Things to do on a sunny Oxford afternoon in Fresher's Week
1) Go for a stroll around Christ Churchmeadow There's a great view across the cows, and it won't cost you a penny.
2) Wander round the Botanic Garden If you're a student of botany, you need somewhere to look at plants. And this university's had a botanic garden for nearly 400 years, making it the oldest in the country. There's a more formal walled garden at the front, laid out in neat rectangles with every well-tended specimen duly labelled. A newer section at the rear features a special "autumn walk", brightly blooming even in the middle of October, as well as a herbaceous border, water garden and orchard. Beside the river are densely-stocked glasshouses, home to big cacti and photogenic water lilies and insect-eating plants. It's a real oasis in the city, and ten quid cheaper to get inside than Kew.
3) Enjoy a pie and pint at the Turf Tavern Whenever Inspector Morse needed to drink a pint of real ale in a photogenic pub, he'd often end up in the Turf. It's hidden away down a couple of narrow alleyways, with the fortunate outcome that tourists never stumble across it by mistake and ruin the atmosphere. The Turf is a ramshackle half-timbered pub, a bit of a squeeze on the inside but with several outdoor courtyards where drinking is an absolute pleasure on a sunny day, even in October. Beer connoisseurs will no doubt salivate at the thought of frothing pints of Spuddles County and Wilson's Heritage Brew, or whatever finest ales the landlord's got on tap this month. The menu's damned fine too, and I adored the homemade chicken and mushroom pie they served up yesterday lunchtime. Cheers.
4) Pop into the Pitt Rivers Except you can't at the moment because the museum is closed for refurbishment until the spring. Which is a shame, because the Pitt Rivers Museum is one of the most fabulous collections of eclectic ethnography to be found anywhere. It was founded in 1884 by General Pitt Rivers, one of those Victorian empire builders who went round the world thieving tribal bits and sticking them in display cases. Unforgivable, retrospectively, but absolutely bloody brilliant all the same. Where else would you find cabinets given over to "zithers" and "body painting" and "war quoits"? Or learn about Hawaiian tattooing, or gawp at a giant indoor totem pole? If it was in Central London, everyone would go. As it is, the Pitt Rivers is a rare treat for those in the know.
5) Poke round the Museum of Oxford Enter the limestone doorway round the back of the Town Hall and you might be expecting a glossy interactive experience recounting the delights of academia. But you'd be wrong. This two-floor museum's run by the council, so it's more about town than gown. The local history depicted here runs from a few old Roman pots to William Morris's car factory, with acres of text and photos to scan inbetween. The galleries are sort of interesting, but only because Oxford's a fascinating town, and I got the feeling that the displays haven't been tarted up much for a decade or two. Missable.

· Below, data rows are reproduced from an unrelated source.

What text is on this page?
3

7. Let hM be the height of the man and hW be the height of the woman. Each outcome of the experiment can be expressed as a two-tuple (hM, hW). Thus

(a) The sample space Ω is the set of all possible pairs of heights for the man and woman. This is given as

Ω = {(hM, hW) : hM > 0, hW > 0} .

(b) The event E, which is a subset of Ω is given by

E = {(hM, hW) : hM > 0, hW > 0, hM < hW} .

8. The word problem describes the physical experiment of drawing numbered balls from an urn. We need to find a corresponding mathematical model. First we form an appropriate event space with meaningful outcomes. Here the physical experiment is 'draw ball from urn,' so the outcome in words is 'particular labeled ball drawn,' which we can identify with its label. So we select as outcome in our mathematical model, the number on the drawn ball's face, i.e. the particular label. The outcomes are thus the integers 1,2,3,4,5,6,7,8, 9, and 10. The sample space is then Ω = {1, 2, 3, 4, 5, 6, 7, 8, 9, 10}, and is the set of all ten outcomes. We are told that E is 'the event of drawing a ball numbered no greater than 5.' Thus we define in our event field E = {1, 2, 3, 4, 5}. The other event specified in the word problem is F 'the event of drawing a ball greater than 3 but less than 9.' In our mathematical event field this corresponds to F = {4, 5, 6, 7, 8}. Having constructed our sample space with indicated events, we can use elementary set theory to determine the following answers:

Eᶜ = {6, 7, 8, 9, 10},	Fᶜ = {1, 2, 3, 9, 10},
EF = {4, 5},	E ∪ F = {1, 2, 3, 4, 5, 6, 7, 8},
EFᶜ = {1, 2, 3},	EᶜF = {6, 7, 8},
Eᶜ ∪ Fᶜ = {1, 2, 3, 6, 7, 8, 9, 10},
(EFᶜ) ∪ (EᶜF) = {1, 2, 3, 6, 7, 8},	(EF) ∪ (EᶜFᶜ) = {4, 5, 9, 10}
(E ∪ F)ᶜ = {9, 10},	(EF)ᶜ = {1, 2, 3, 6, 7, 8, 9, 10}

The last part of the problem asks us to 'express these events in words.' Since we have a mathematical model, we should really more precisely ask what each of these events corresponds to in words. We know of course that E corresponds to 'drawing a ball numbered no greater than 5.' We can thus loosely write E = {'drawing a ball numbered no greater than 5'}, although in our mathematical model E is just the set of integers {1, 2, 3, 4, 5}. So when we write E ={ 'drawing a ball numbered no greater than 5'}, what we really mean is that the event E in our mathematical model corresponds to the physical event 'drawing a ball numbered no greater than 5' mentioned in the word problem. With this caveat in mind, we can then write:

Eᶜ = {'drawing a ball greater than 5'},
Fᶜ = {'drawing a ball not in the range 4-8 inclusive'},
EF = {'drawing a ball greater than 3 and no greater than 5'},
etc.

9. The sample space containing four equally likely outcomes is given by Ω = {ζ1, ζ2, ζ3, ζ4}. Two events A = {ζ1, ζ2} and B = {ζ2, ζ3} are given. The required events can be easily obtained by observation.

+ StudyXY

6) Take a tour of the Bodleian Library They've got one of every book in the country, they have, and if you're a member you can request anything from a medieval manuscript to Budgie the Helicopter. The tours are led by learned librarians, and you get to climb up to the proper old wood panelled bit inaugurated by Duke Humfrey where many of the most fragile volumes are kept. Which is stunning. But sssh, there are English students doing research and they'd rather not be gawped at.
7) Peruse the Ashmolean That classical-looking building off St Giles is part art gallery, part museum. But more art gallery. It's undergoing renovation at the moment, so trooping from one room to the next can be a bit of a trek. But the paintings are nice (sorry, I'm not an art critic, but you get the idea).
8) Hike up Carfax Tower I like climbing towers, and Oxford has two accessible to the public. This one is all that's left of St Martin's Church, at the main city crossroads, ascendable for a couple of quid via the usual winding staircase. You get a pretty good view of the dreaming spires from the roof, so long as you don't mind the odd department store cooling tank getting in the way. Fingers crossed you get the square beneath the weathervane to yourself, and don't have to squeeze past gangs of grinning tourists taking photos of themselves with pointy limestone spikes behind. The name Carfax, by the way, is derived from 'Quadrifurcus' which is Latin for crossroads. Oxford's a bit intellectual like that.
9) Go back to your old student digs Look, there's my old room on the multicultural Cowley Road, still above the estate agents, still tiny, and probably still extortionately rented. I wonder if this year's batch of student no-hopers are plagued by ants in the kitchen, and whether there are already piles of unwashed plates by the sink because nobody can agree whose name should be next on the cleaning rota. The Co-op supermarket nextdoor is new (it would have been damned useful 25 years ago for buying all those cans of beans and pasta we students existed on). And look, the pelican crossing which used to plague my sleeping hours has been removed, as has the buzzing overnight takeaway across the street (damn, too late). I'd never live here now, but the street still feels very much like home.
10) Go back to your old college Sorry. "Closed to visitors. Fresher's Fair in Hall, 2-3:30pm." And I think they'd have noticed that I was 25 years too late.